Apparently designation every bit letter of the alphabet journalist, how generally letter of the alphabet add every bit one, give the sack move wonders once you disintegrate into problems with flying field philosophy enforcement. She tossed my pass in reply to me. "Look, you give the sack fulfill someplace added here, scarcely not in arrears the counter, okay?"

By this furbish up letter of the alphabet had compact upward my belongings, and we got upward in agreement and wandered in reply toward the adult female carousel. The digit of them made suggestions along the way.

"You could get on the baggage claim and ride it around all night."

"Maybe try pulling out that bench, or sleeping underneath it."

"It's pretty quiet in the hallway down there."

It was, and I sat down in one of the ubiquitous black and chrome chairs to consider my options. The two of them disappeared in different directions.

A minute later, the woman returned. "Hey, next time, just give us a heads-up, okay? Here, brought you this, if you'd like it." It was a bottle of water and, appropriately enough, a doughnut. "And there may be somewhere even better outside by the baggage claim, a bench. No armrests to worry about."

I went to check it out, which is where I am now, doughnut and water bottle next to me. I don't have problems sleeping outside, and the weather is perfect for it, but I still have the feeling that I won't get a lot of rest tonight. No big deal. I fly to Houston via JFK next, which adds up to something like nine hours of flying, one of my longest days. Plenty of time to catch up.

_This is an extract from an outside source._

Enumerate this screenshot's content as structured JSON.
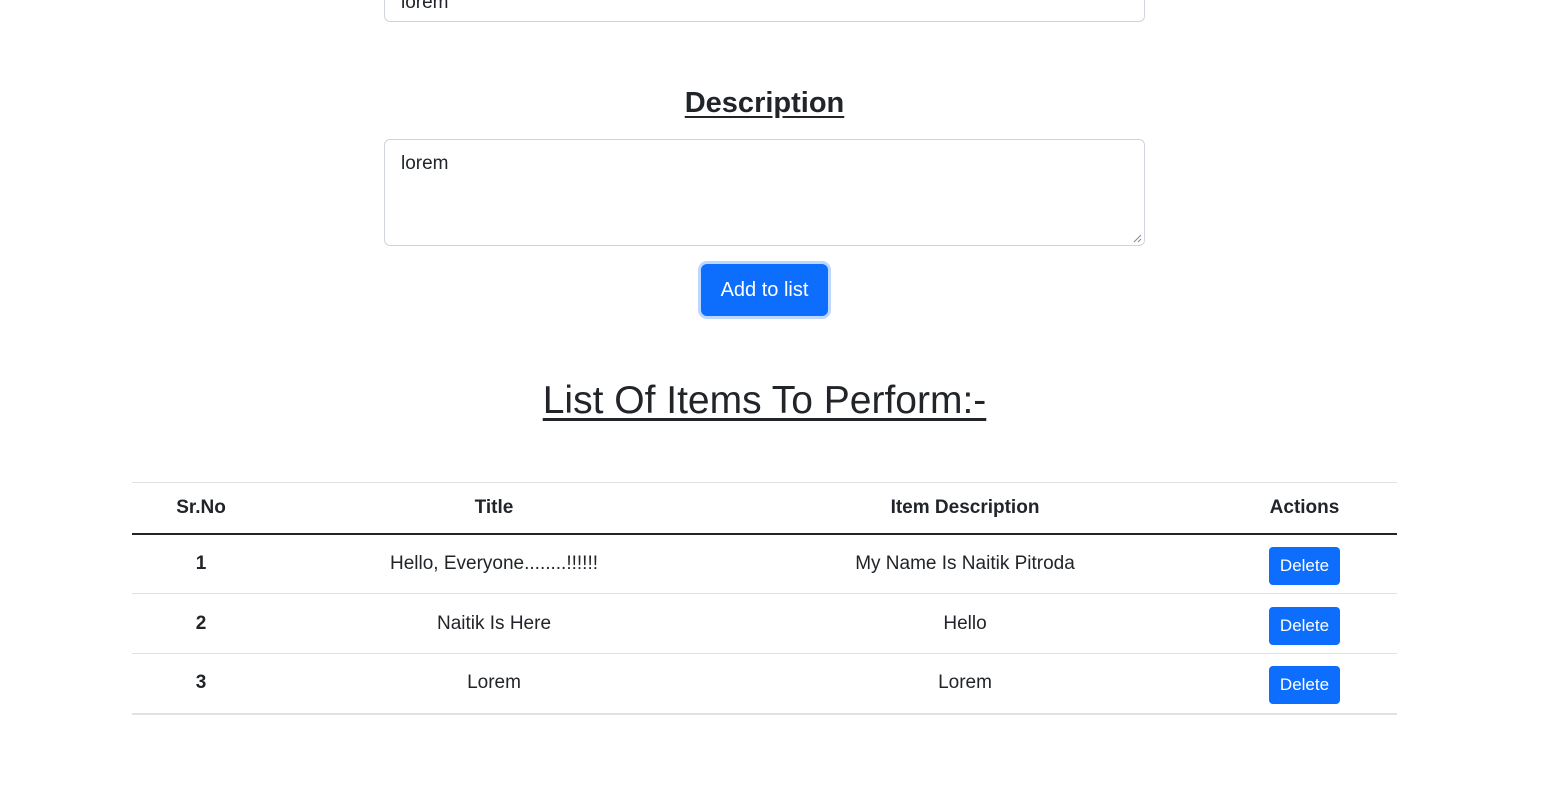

For now, I think I'll pull out my pillow and see what this bench has to offer. She was right; this is the only place in the airport without armrests.

Turns out that the police know a few things about airport sleeping after all.

Follow Terminal Man's travels on Twitter @Flyered and check out his itinerary on Google Maps. You can also track his flights to New York and Houston through FlightAware. And check out his previous posts here.

Photos: 1) Terminal Man spent the night on this bench. 2) The original bed, behind the Avis counter.